Евгений Миронов: “Про деньги я все знаю. Я их добываю лицом”

Бывает же такое — фамилия гарантирует звездность. Во всяком случае, простая русская фамилия Миронов до сих пор не подкачала. Был Андрей Миронов. Дочь его Маша — звезда. И совсем не сын — Евгений — тоже звездный артист, впрочем, от которого никогда не слышали глупости типа: “Звезда в шоке”. Сегодня Евгений Миронов — гость “МК”.

Евгений Миронов: “Про деньги я все знаю. Я их добываю лицом”

— Женя, а ты когда-нибудь с Андреем Мироновым встречался?

— Я его один раз видел. Звезда какая!!! Я с сестрой Оксанкой приехал в Москву, и мы пробрались на “Мосфильм” (хотелось посмотреть фабрику грез). А там снимали фильм “Победа” и Андрей как раз играл. Мы устроились на стульчиках у стены — смотрим. Потом перерыв. Он прошел мимо, а я провалился в стул. Не специально, но так получилось. Мы с ним пересеклись взглядами. А про Машу мне все время говорят: “Передайте вашей жене привет”.

Я стал заложником ситуации

— Женя, зачем ты променял беззаботную жизнь актера на крест руководителя, став худруком Театра наций? Карьера или легкомыслие?
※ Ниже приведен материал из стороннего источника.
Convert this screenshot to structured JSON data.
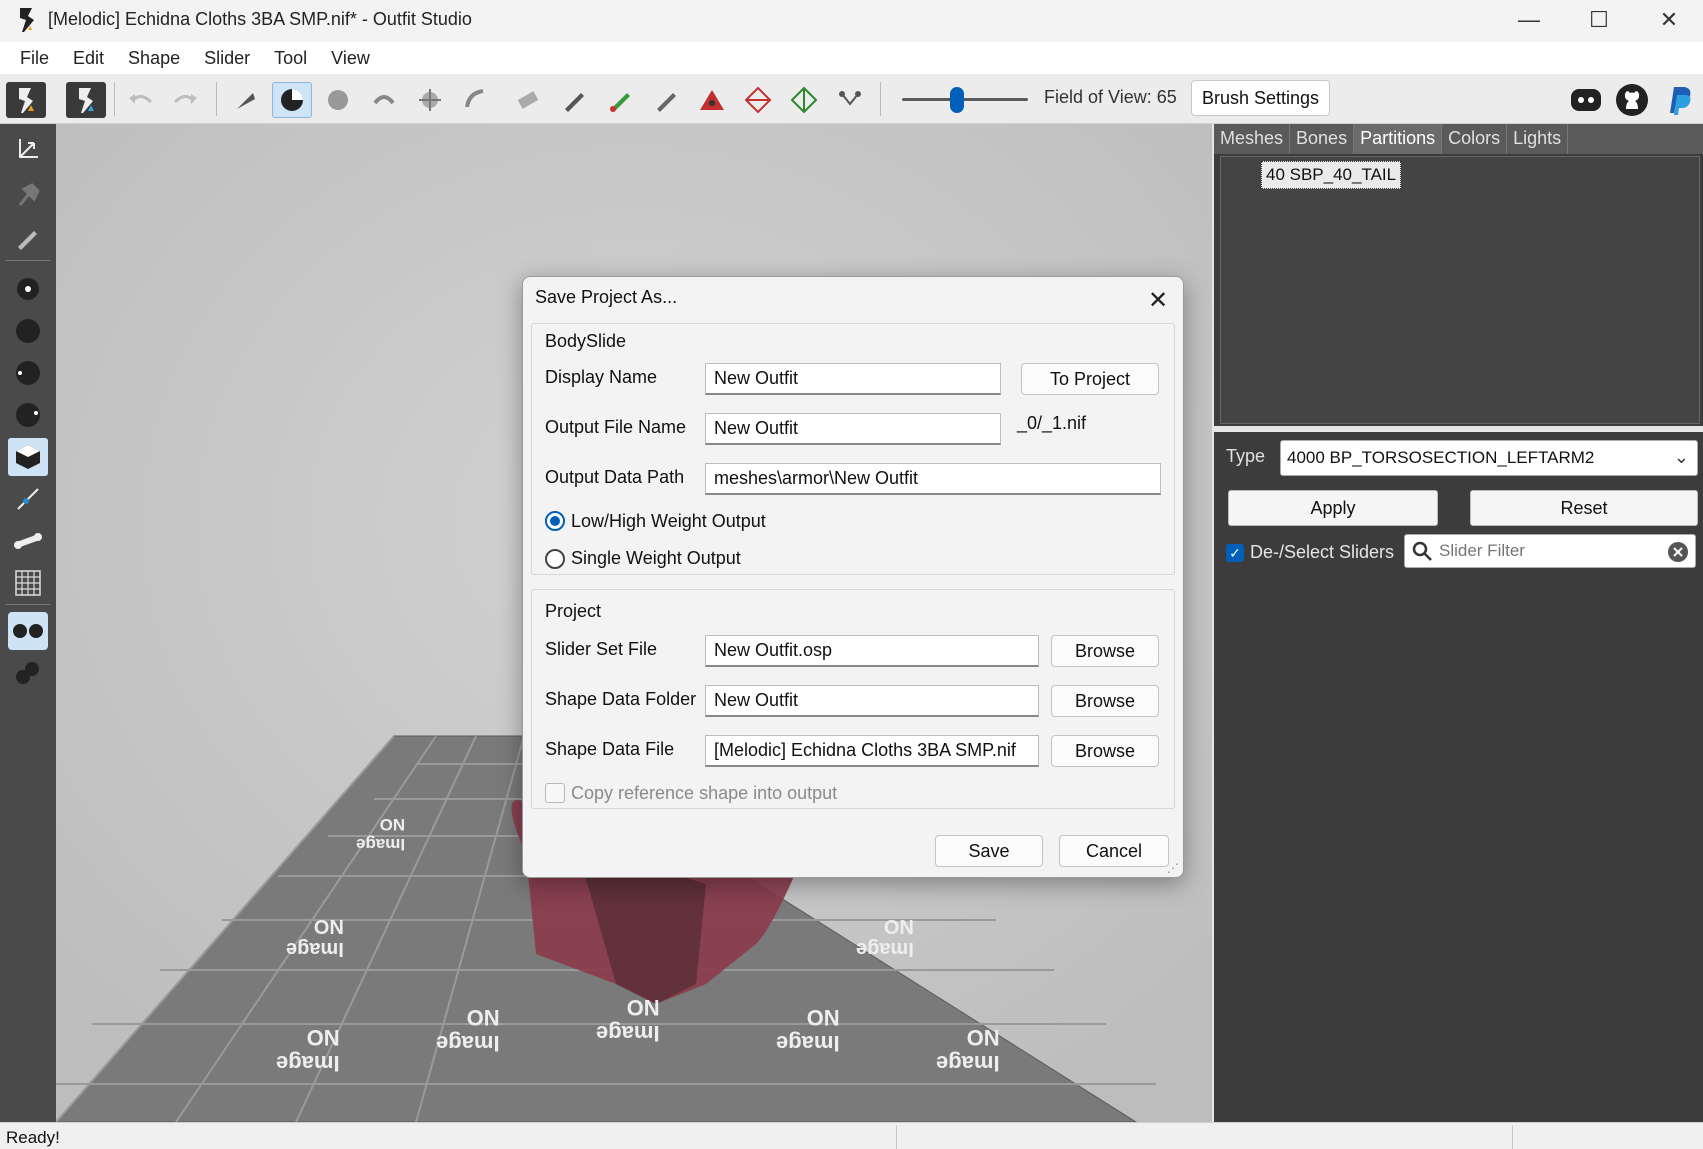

— Знаешь, я сам не могу ответить на этот вопрос до сих пор. Не могу сказать, что с детства меня тянуло к кабинетному административному поприщу. Но так получилось, что в тот момент, когда мне предложили возглавить театр, я репетировал Фигаро. В таком случае это можно считать авантюрой. А если серьезно, то все случилось еще лет восемь назад, на заседании Совета по культуре при президенте, когда там встал вопрос о помощи молодым.
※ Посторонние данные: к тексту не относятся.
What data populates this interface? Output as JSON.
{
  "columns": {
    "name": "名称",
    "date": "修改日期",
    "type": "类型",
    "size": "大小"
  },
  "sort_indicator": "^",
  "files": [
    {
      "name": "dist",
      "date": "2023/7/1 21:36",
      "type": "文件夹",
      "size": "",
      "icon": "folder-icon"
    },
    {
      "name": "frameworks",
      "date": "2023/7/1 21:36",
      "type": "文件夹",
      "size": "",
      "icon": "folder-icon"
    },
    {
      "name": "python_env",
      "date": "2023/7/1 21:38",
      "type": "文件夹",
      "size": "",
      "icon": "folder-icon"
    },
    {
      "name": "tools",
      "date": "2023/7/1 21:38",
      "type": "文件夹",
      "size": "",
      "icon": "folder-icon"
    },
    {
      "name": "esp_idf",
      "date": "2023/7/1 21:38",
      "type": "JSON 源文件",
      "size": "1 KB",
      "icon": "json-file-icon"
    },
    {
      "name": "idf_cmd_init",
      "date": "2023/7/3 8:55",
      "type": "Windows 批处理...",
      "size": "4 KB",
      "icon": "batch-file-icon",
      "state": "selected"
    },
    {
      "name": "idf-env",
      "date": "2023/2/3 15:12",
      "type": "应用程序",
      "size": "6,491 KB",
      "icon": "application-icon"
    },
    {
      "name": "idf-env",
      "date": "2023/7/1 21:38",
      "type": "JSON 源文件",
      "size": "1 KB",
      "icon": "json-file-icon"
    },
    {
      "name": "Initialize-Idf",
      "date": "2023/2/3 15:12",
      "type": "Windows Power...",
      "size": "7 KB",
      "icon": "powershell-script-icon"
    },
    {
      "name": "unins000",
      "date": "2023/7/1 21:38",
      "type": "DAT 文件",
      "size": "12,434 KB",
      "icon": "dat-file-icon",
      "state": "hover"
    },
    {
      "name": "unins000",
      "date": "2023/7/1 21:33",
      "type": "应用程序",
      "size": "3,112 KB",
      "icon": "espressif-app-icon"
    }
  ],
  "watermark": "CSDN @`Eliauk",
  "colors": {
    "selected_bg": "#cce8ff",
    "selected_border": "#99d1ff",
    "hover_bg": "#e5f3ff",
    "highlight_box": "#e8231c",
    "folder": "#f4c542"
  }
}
Я-то прекрасно понимаю, как им трудно, хотя сам в свое время был обезопасен Табаковым. Ведь “подвал” на Чаплыгина — как золотое место: что хотели, то и делали. Но есть много людей, которые не могут пробиться. С другой стороны, я понял, что созрело поколение (это мои друзья — Кирилл Серебренников, Роман Должанский, Теодор Курентзис, Маша Миронова, Чулпан Хаматова, Андрей Ураев), которое недовольно тем, что происходит в театральном процессе, и которому есть что сказать. Так появилась наша “Акция” по поддержке театральных инициатив, а позже — фестиваль “Территория”. И дальше встал вопрос, если есть такая тема, то должно быть место, где можно осуществить свои мечты и идеи. Так и возник Театр наций.
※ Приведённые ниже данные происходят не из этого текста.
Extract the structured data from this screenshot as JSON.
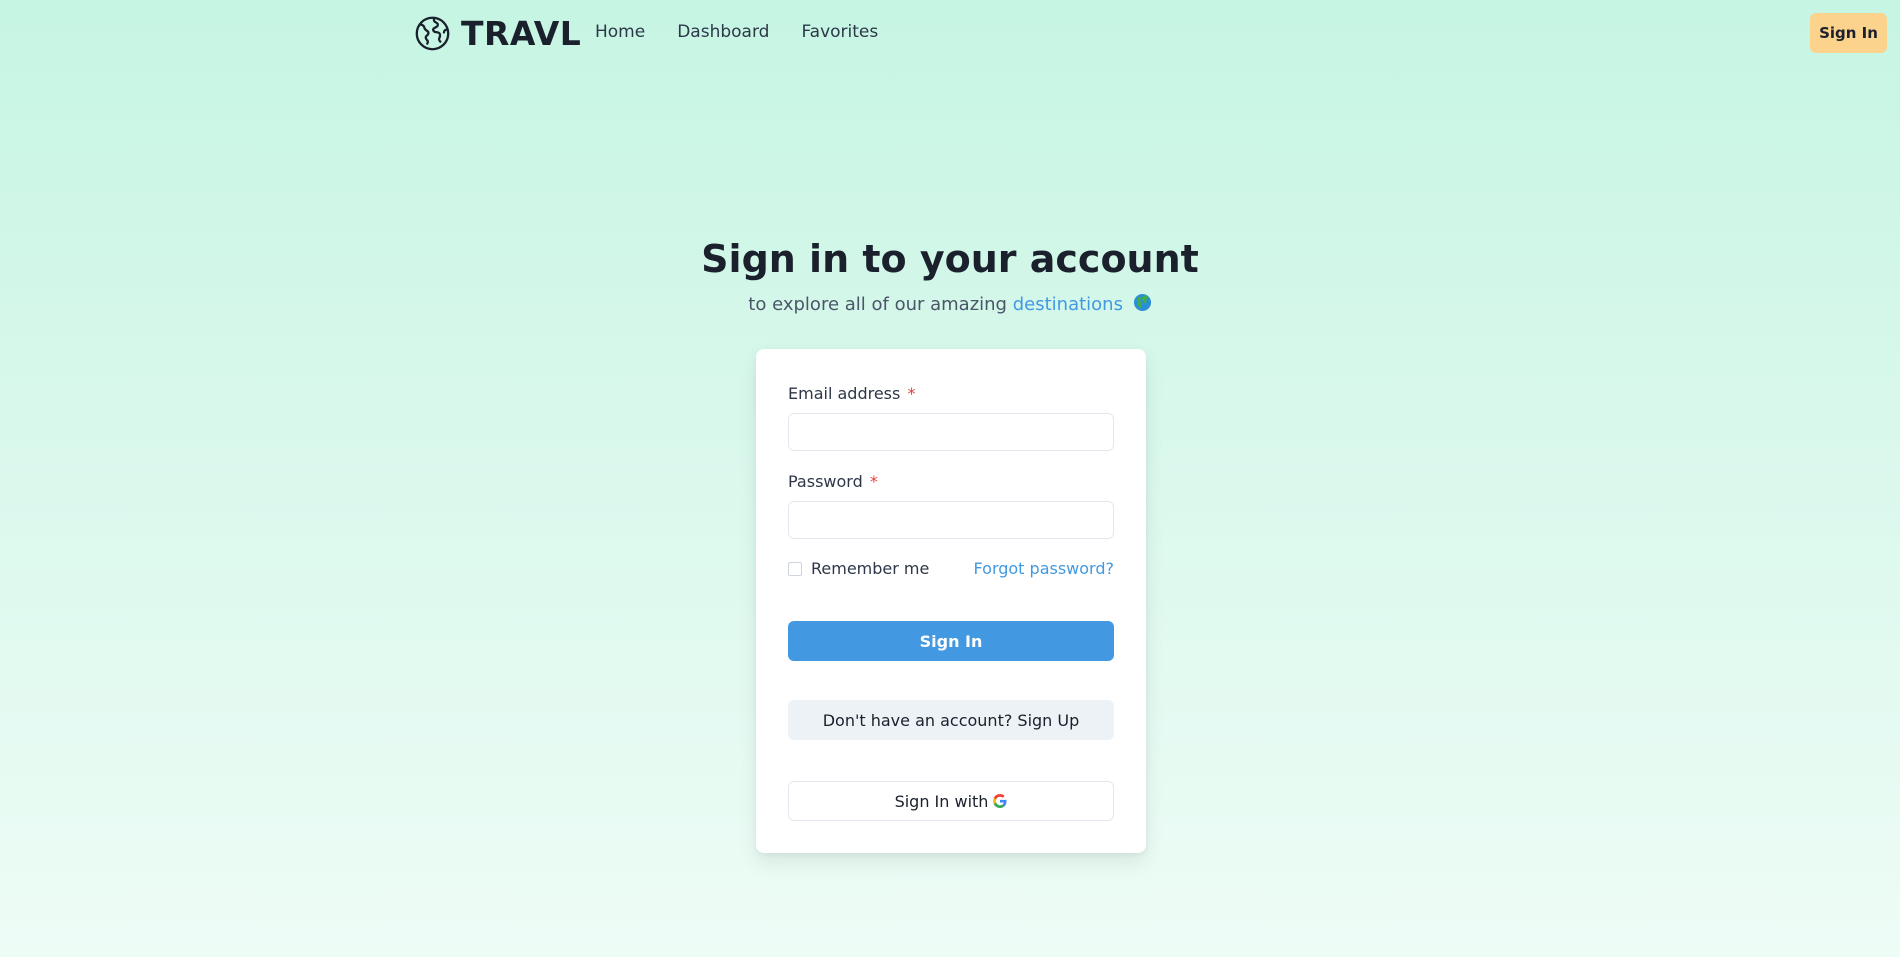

— Скажи честно: начальник Миронов ограничивает артиста Миронова? Не дает ему ролей? Говорит: “Не смей репетировать!”?

— Нет, все наоборот. Театр наций — международный театральный центр. Но не театр — в нем нет труппы и не будет. Так вот я стал заложником ситуации, потому что, с одной стороны, каждый приглашенный иностранный режиссер ставил условие — Миронов обязательно должен играть. А я не хочу. Но, с другой стороны, думаю: “Да, я заложник, но я хочу, чтобы в этот театр пошли мировые режиссеры”. А сегодня зритель идет на актера — не на режиссера, не на драматурга, а на кино- и телезвезд. И пока у нас не появится свой зритель, который будет идти не на звезду, а на театральное событие, я буду везти воз и играть, и администрировать, пока есть силы и возможности.

— То есть ты хочешь сказать, никому пока не отказал?

— Нет, отказал, но, думаю, важно привести в театр режиссера, у которого смогут стажироваться молодые режиссеры и делать спектакли на малой сцене, а потом и на большой. Тогда Театр наций станет уникальной площадкой, и поэтому у него должно быть другое финансирование.

На вид не жилец. 45 кг

— О деньгах — это так скучно. О них потом. Лучше вернемся в то чудное время, когда ты был просто Женей Мироновым, мальчиком из Саратова. Тебе с самого начала в Москве везло?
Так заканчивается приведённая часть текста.